Last week, Svetlana Kuzina of Komsomol’skaya Pravda discussed this remarkable legend, one that has informed the thinking of many writers, artists and even politicians, and recent efforts to determine whether this miracle occurred or find a scientific explanation of what has been found (http://www.kp.ru/daily/24067.3/306403/).
“The Orthodox,” Kuzina reports, “come here to pray. They say that a handful of local land cures ailments” and that water from the lake has magical properties. And they assert that “if you go around the lake clockwise three times, then all your fondest desires will be fulfilled.”
Others believe that Lake Svetloyar is somehow connected to the mysterious Shambala, and “thousands” of them travel to its shores as “pilgrims” from all parts of the world every year. But the Komsomol’skaya Pravda journalist notes that “the single real reports” about the city are to be found in a late 17th century manuscript.
Sergei Volkov, a professor at Penza State Technological Academy, has collected the reports of local people about the lake. Some there say, he told Kuzina, that people there inexplicably “disappear. Some forever, [but] others return, although they do not remember anything” about their experience while away.
When Kuzina asked him in what she says was a joking way whether these people had “visited the residents of Kitezh,” he responded “in all seriousness” that “according to rumors, this happens.” There is supposedly “an entrance into the city” in the depths of the lake which “only the truly faithful” can find and pass through.
The Penza researcher said that some local mystics believe that Svetloyar is a place where people can enter another “time dimension,” but even scientists he said have discovered what he called “invisible” but powerful energy fields that can affect people and thus explain what local residents say.
Russian geologists have been able to explain how a city could have been flooded almost instantly as some insist happened to Kitezh – the later manuscript does not in fact mention flooding but only a magical disappearance – and they have even found submerged features that could be the remains of a city.
Russian chemists have analyzed the waters of he lake and found it extraordinarily pure, something for which there are entirely natural explanations but one that those inclined to believe in the legend take as confirmation. And other scholars, using hydrophones, have heard sounds that some say sound like the ringing of a city’s bells.
Most of the scholars are skeptics, and they are backed by the Russian Skeptics Club, whose president, Mikhail Leytus, argues on his website http://www.skeptik.net that everything has a natural explanation. He says that what some say are the sounds of bells in fact are the sounds of water passing through broken bottles.
But even those who believe in the Kitezh legend are divided as to whether Lake Svetloyar is the site of that ancient Russian city.

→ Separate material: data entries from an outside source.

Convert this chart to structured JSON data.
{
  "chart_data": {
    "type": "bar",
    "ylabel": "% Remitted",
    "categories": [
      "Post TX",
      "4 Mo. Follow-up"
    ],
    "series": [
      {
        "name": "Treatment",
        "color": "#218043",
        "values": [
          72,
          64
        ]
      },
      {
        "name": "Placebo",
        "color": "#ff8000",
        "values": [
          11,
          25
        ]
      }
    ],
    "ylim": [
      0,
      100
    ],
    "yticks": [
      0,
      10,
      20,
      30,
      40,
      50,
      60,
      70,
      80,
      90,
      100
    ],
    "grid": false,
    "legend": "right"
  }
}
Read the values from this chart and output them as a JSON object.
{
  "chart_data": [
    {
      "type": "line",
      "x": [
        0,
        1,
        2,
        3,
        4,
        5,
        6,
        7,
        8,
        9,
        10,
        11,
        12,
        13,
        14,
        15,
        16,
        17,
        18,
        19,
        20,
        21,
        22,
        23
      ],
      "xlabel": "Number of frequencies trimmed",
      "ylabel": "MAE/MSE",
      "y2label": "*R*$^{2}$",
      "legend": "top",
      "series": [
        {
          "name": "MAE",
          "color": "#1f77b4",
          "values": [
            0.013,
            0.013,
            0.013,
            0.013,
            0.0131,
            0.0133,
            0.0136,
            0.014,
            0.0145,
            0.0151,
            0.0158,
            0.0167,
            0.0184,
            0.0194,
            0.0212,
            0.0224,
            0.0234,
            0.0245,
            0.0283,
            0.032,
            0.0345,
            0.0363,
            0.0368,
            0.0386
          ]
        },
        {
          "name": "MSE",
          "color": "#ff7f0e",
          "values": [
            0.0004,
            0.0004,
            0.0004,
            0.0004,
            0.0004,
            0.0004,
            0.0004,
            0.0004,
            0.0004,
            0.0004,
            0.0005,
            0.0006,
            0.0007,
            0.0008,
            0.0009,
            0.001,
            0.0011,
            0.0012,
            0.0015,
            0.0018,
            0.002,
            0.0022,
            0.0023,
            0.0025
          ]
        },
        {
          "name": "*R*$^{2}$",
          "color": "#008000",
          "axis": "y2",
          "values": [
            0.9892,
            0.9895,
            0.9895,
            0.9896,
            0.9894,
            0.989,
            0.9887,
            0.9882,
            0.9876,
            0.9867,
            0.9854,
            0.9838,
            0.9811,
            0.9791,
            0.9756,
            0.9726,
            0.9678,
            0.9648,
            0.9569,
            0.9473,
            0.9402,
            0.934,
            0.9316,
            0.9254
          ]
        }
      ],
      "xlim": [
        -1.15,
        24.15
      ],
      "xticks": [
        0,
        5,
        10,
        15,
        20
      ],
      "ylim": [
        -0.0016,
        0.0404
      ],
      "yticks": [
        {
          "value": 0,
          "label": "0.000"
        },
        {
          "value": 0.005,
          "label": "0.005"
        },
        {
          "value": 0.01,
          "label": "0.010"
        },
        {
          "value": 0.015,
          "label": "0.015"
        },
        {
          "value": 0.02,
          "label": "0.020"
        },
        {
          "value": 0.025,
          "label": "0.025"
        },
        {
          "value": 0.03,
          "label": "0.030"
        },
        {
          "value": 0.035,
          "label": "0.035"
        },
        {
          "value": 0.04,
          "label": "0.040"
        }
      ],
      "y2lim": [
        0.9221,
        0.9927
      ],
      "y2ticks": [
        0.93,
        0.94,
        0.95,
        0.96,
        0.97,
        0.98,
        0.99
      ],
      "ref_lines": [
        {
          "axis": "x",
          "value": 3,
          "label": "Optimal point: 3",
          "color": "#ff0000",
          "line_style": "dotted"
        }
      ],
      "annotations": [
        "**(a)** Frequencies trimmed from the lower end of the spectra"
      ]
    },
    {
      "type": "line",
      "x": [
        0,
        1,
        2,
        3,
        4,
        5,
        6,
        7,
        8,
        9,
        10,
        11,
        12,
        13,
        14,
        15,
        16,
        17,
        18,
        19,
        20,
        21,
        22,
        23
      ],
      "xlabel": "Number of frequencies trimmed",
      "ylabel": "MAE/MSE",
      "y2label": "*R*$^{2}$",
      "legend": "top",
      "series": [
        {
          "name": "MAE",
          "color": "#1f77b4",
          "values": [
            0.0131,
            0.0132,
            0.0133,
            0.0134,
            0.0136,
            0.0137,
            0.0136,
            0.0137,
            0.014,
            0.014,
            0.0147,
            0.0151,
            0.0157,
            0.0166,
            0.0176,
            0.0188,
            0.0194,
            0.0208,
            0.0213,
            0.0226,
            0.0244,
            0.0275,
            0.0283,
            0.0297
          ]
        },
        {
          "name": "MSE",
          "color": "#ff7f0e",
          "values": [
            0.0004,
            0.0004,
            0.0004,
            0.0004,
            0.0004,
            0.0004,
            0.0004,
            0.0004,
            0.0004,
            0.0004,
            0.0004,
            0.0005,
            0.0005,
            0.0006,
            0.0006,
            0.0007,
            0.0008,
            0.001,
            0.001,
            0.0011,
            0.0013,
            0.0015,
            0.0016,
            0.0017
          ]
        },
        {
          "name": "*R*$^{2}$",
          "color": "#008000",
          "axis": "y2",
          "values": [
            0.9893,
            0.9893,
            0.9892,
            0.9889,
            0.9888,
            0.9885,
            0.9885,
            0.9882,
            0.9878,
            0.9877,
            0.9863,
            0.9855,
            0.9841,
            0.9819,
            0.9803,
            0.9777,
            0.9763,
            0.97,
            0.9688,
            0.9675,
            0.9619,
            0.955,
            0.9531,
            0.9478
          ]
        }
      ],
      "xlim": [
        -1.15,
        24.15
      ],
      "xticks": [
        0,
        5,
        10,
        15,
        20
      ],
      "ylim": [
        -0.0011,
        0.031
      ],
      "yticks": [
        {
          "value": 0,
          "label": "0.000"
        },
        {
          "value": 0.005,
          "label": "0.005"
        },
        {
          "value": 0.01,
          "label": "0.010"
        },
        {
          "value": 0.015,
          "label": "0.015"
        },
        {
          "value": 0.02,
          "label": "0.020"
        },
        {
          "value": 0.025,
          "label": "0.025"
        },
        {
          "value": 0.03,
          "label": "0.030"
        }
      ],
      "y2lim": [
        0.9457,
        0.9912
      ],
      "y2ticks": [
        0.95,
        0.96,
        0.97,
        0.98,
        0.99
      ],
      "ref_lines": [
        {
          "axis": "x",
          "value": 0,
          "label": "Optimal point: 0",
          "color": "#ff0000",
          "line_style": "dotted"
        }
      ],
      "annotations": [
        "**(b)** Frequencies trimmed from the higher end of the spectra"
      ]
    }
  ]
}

The Russian nationalist artist Ilya Glazunov, for example, placed the city at the bottom of Kyrgyzstan’s magic Issyk-Kul in his well-known 1989 painting.
And even some of the people living near the lake itself believe that the actual site of the city God made disappear so that it could not fall to the Mongols is not in the depths of the lake but rather in a nearby field where there are a group of extraordinarily large and otherwise unexplained graves.
Obviously the debate Kuzina describes will go on between those who want to see the story of Kitezh as an act of God and those who seek more earthly explanations, but the passions on both sides reflect a deeper and more common human desire to comprehend and celebrate the triumph of life in a world of death.